KEY POINTS: Cerebral autoregulation (CA) is a key mechanism to protect brain perfusion in the face of changes in arterial blood pressure, but little is known about individual variability of CA and its relationship to the presence of brain white matter hyperintensity (WMH) in older adults, a type of white matter lesion related to cerebral small vessel disease (SVD). This study demonstrated the presence of large individual variability of CA in healthy older adults during vasoactive drug-induced changes in arterial pressure assessed at the internal carotid and vertebral arteries. We also observed, unexpectedly, that it was the 'over-' rather than the 'less-reactive' CA measured at the vertebral artery that was associated with WMH severity. These findings challenge the traditional concept of CA and suggest that the presence of cerebral SVD, manifested as WMH, is associated with posterior brain hypoperfusion during acute increase in arterial pressure.

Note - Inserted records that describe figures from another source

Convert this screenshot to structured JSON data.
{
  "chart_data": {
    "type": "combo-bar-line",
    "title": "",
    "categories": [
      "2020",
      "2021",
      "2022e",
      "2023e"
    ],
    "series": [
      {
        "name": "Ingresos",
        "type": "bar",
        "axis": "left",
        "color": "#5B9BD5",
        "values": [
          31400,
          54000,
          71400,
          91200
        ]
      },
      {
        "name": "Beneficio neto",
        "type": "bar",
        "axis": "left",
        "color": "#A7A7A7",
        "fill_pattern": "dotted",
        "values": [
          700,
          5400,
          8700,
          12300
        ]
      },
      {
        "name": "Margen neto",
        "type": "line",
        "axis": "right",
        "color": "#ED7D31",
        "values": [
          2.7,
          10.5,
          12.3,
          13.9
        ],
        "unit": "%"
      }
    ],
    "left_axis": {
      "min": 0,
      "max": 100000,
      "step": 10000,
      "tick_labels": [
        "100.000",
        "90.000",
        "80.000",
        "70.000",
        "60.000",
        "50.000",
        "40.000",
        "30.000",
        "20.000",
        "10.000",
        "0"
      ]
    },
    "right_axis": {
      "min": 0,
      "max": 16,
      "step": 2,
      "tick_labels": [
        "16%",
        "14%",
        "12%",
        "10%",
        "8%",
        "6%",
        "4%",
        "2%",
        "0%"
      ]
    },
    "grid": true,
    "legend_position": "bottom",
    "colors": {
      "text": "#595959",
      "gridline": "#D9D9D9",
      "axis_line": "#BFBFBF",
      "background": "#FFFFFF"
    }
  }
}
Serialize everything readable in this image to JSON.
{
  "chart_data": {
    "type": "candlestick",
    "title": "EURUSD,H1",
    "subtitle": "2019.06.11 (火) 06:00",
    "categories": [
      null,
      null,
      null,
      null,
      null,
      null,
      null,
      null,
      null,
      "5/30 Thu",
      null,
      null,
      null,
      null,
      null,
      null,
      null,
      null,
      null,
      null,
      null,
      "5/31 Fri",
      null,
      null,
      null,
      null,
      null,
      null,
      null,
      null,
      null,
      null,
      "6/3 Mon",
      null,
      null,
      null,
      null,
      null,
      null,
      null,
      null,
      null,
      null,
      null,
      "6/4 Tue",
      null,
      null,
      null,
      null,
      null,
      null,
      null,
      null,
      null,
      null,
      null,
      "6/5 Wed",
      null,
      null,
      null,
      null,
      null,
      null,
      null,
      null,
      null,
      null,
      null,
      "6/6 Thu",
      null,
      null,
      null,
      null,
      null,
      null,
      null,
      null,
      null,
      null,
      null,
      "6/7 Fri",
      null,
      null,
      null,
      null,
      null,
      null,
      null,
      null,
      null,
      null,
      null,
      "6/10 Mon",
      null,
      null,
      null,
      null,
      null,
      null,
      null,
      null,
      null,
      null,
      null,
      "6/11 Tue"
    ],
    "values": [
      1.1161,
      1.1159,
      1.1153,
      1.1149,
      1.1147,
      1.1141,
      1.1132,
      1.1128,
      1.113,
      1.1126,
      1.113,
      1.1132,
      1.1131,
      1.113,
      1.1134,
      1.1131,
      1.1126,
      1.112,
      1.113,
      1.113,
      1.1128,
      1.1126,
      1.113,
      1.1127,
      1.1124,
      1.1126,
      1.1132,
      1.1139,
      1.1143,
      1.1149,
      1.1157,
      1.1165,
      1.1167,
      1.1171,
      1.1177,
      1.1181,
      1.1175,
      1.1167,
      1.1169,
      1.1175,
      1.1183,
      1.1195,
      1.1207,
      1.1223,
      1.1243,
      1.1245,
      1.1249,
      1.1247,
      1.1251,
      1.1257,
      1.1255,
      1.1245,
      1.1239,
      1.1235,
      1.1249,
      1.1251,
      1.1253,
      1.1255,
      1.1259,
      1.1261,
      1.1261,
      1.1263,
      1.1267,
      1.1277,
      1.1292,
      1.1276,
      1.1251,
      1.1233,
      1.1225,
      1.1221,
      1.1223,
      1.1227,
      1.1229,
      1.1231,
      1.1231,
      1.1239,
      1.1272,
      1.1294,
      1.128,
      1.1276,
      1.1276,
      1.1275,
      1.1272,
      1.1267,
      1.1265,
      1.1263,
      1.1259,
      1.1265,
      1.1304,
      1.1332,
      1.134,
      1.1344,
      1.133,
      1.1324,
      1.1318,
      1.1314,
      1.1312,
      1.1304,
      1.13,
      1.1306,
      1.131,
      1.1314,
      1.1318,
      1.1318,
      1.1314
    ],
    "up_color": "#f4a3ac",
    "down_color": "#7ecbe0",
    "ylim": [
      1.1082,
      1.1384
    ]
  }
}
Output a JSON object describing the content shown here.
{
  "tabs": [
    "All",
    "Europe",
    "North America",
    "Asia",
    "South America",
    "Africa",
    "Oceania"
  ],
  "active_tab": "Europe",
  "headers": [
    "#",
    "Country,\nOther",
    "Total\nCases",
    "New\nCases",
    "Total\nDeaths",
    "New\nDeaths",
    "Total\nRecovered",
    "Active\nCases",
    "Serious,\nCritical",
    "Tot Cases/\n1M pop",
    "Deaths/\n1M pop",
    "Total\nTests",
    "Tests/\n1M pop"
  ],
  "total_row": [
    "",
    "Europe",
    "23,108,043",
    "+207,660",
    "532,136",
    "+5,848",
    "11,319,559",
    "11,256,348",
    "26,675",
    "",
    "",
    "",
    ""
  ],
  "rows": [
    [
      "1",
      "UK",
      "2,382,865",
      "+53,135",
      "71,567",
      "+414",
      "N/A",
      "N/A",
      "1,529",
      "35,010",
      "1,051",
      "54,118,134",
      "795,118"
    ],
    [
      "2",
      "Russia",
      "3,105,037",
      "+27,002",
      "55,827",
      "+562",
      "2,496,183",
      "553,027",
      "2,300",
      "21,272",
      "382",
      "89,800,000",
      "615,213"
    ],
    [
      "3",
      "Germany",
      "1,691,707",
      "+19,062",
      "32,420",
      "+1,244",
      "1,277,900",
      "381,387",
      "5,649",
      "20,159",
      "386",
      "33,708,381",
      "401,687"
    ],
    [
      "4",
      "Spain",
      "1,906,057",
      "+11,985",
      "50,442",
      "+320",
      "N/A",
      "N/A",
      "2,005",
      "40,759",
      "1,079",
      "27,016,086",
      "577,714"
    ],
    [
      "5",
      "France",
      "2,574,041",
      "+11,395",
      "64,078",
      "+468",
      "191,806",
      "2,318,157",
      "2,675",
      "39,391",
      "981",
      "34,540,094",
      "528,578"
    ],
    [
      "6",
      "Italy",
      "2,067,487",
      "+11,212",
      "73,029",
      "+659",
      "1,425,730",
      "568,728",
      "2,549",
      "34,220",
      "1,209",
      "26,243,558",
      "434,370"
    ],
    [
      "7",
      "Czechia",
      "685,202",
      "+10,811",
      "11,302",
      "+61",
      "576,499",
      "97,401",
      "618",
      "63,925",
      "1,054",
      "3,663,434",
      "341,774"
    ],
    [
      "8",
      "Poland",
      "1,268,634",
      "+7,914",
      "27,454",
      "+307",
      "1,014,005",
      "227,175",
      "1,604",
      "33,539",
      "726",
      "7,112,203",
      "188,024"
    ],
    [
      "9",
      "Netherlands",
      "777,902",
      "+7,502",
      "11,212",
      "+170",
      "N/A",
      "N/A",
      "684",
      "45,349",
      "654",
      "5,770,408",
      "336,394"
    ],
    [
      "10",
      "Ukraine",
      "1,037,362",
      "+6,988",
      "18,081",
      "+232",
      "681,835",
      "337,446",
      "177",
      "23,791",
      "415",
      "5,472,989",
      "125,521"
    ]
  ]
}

ABSTRACT: This study measured the individual variability of static cerebral autoregulation (CA) and determined its associations with brain white matter hyperintensity (WMH) in older adults. Twenty-seven healthy older adults (13 females, 66 ± 6 years) underwent assessment of CA during steady-state changes in mean arterial pressure (MAP) induced by intravenous infusion of sodium nitroprusside (SNP) and phenylephrine. Cerebral blood flow (CBF) was measured using colour-coded duplex ultrasonography at the internal carotid (ICA) and vertebral arteries (VA). CA was quantified by a linear regression slope (CA slope) between percentage changes in cerebrovascular resistance (CVR = MAP/CBF) and MAP relative to baseline values. Periventricular and deep WMH volumes were measured with T2-weighted magnetic resonance imaging. MAP was reduced by -11 ± 7% during SNP, and increased by 21 ± 8% during phenylephrine infusion. CA demonstrated large individual variability with the CA slopes ranging from 0.37 to 2.20 at the ICA and from 0.17 to 3.18 at the VA; no differences in CA were found between the ICA and VA. CA slopes measured at the VA had positive correlations with the total and periventricular WMH volume (r = 0.55 and 0.59, P < 0.01). Collectively, these findings demonstrated the presence of large individual variability of CA in older adults, and that, when measured in the posterior cerebral circulation, it is the higher rather than lower CA reactivity that is associated with WMH severity.